According to the Forsyth County Sheriff’s Office, Freeman was appointed to the CJCC in late June and will begin serving on that council in September. The sheriff’s office stated in a news release that the CJCC was created by the Georgia General Assembly in 1981 to build consensus and understanding between the various different criminal justice system components in Georgia. 

“They do some of the most important work in criminal justice,” Freeman said. “It’s not just law enforcement, they work with judiciary, they work with grant funding, they make recommendations for changes in the criminal justice system that need to happen ... It’s that true cross section of the criminal justice system.”

On their website, the CJCC states that they are “legislatively charged with 11 areas of criminal justice coordination” in areas including serving as a clearinghouse for criminal justice information and research, developing criminal justice legislation and policy proposals, and advising the governor on the issues affecting the criminal justice system. 

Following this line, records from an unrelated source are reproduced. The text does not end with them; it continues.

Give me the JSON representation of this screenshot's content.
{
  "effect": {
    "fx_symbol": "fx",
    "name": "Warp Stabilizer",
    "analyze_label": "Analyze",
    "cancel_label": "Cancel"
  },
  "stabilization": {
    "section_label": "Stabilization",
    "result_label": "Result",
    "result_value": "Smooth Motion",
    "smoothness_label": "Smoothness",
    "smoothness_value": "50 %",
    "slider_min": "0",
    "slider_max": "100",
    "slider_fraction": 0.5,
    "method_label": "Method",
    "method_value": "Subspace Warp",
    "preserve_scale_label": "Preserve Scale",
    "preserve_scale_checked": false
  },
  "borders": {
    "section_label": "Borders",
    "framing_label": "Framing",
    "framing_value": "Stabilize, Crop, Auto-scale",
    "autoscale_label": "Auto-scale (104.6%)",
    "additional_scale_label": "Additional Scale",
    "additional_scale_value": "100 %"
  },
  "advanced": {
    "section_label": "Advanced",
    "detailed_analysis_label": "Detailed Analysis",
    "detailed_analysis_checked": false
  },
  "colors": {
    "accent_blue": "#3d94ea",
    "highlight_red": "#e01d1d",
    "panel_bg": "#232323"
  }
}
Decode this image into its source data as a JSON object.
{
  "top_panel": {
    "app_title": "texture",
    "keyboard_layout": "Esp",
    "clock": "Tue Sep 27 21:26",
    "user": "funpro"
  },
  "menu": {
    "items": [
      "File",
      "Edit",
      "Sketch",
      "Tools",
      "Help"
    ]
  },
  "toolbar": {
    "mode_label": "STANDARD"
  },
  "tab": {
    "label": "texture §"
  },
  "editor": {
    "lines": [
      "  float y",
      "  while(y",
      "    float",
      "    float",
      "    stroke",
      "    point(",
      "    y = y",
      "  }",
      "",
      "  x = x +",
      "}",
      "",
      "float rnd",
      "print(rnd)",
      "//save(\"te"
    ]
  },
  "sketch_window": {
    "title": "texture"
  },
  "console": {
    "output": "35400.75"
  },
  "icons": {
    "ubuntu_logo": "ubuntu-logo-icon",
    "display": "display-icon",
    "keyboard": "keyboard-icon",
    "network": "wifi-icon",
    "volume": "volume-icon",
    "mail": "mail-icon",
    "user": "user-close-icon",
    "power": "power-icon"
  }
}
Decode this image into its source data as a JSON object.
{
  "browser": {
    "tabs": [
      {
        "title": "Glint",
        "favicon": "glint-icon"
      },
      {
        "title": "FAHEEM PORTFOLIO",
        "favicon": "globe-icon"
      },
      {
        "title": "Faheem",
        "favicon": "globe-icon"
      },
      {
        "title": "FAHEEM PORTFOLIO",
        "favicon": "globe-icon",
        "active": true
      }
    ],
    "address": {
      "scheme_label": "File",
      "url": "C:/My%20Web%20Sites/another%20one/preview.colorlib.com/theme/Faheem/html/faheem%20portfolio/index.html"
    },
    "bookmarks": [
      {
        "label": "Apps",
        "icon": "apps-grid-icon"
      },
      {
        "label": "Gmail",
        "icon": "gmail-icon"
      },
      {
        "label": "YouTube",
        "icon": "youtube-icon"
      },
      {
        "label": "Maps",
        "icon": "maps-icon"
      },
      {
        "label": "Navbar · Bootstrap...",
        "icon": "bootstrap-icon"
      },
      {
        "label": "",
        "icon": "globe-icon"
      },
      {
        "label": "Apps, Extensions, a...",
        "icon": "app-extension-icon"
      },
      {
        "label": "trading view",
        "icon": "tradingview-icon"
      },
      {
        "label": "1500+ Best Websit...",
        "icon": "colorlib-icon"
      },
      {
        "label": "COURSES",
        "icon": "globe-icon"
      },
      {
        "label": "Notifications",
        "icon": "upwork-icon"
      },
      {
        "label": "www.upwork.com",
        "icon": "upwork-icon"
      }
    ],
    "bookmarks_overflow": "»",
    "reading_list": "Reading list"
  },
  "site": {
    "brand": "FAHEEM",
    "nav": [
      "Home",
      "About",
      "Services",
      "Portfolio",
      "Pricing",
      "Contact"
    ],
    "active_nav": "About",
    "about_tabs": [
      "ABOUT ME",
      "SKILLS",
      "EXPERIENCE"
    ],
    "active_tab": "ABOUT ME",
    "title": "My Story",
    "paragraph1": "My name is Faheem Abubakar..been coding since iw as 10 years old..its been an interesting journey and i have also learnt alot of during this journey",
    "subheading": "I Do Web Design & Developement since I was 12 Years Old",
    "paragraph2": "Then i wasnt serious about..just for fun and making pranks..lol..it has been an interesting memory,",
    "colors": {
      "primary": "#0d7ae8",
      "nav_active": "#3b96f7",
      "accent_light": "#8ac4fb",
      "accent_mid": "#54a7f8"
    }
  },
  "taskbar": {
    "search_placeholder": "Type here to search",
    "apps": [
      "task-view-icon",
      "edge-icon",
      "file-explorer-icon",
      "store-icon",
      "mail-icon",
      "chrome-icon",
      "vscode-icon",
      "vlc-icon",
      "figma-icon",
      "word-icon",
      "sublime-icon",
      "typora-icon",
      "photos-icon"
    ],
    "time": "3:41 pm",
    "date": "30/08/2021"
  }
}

“Really in a nut shell it’s how do we make the system work better,” Freeman said. “How do we make Georgia better and how do we make Forsyth County better?”  

In addition to examining and advising the state’s executive or legislative branches on criminal justice policy, the CJCC also administers millions in federal and state criminal justice and victim services grants. 

Freeman said that in the past the Forsyth County Sheriff’s Office has worked closely with the CJCC for grants and other things, and he said he already has a good working relationship with many of the council members from his years in law enforcement.

Freeman said that the council is packed with “heavy hitters,” like GBI Director Vernon Keenan, Board of Corrections Chairman John Mayes, Georgia Emergency Management and Homeland Security Agency Director Homer Bryson who “have a deep understanding of the broad spectrum of criminal justice.”

“And that was the idea behind the CJCC,” Freeman said. “Some expertise from all angles ... so it’s not just one perspective or one agency’s view.” 

Though he will be with a variety of different people immersed in the field of criminal justice, Freeman will be the sole sheriff on the council, and in addition to representing Forsyth County he said he will represent the work that Georgia sheriff’s do for the council. 

“I think it’s important that the sheriffs of Georgia have a say,” Freeman said. “We are the keepers of jails, we are the security of courts, and we serve the civil process … Sheriff’s offer a unique perspective that other law enforcement agencies may not have.”

For what he personally plans on bringing to the council, Freeman said that the work that is being done in Forsyth County in the fields of technology, crime prevention and crime tracking will definitely be in the mix. 

“We are uniquely situated in Forsyth County that we are at the forefront in a lot of areas of law enforcement,” Freeman said. “And I hope I can offer some advice on how we can drive towards what we all want to see — less crime.”